Cost estimating by the U.S. Energy Dept. on its construction and cleanup projects needs revamping to keep overruns under control, says a new report from the U.S. Government Accountability Office. Outdated estimating guidelines have caused the agency to sometimes request too little money from Congress to complete work, adds GAO.

Contractors do almost all DOE’s site construction and waste-cleanup projects. Some jobs will take decades; cost estimates total hundreds of billions of dollars. “Without a way to ensure that its contractors use best practices in generating cost estimates” and without adequate federal oversight, “DOE has effectively ceded a significant portion of its control...to its contractors,” the report adds.

Much of the problem stems from outdated and non-specific cost-estimate guidelines. Some DOE field managers still rely on guidance the agency cancelled in the 1990s or on unofficial “draft guidance,” says GAO.
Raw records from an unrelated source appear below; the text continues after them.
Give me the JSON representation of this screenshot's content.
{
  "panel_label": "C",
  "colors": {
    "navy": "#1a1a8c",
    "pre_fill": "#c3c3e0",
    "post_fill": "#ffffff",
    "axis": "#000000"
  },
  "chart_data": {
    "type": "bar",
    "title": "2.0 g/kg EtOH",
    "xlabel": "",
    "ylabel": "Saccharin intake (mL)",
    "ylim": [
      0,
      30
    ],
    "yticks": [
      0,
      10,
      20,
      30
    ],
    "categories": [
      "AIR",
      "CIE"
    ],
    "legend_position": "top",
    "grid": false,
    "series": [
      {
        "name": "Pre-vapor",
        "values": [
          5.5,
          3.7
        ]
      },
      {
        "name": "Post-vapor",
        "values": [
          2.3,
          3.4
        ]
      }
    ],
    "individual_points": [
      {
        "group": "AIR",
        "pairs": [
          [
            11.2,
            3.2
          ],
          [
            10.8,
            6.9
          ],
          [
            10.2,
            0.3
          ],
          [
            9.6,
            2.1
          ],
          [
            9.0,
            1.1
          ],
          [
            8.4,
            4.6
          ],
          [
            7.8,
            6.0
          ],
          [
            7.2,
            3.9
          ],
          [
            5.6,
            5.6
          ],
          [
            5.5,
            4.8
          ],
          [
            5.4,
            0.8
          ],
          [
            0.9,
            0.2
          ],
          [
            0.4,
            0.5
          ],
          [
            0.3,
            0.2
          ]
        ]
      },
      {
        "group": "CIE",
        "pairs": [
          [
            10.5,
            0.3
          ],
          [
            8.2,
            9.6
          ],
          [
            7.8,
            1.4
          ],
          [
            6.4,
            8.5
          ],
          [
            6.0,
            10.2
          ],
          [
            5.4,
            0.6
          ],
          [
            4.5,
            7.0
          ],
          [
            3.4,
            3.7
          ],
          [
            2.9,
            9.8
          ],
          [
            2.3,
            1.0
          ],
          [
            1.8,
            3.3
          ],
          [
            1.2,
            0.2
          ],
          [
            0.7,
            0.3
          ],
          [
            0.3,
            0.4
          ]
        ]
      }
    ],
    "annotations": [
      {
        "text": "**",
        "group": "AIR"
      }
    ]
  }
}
In a response, DOE Deputy Secretary Daniel Poneman says the agency is developing new policy but did not say when it would be ready. He concurs with GAO’s suggestion to combine two offices with similar functions: the Office of Cost Analysis, created in 2008, and the Office of Engineering and Construction Management.

GAO also says DOE did not provide enough independent cost estimates for new and existing projects, using personnel who had no “vested interest” in the projects. Poneman says DOE arranges such reviews on projects when more is spent than was initially estimated.

GAO prepared the report for the House Appropriations subcommittee on energy and water development, which decides DOE appropriations and has been critical of the agency’s waste-cleanup management division.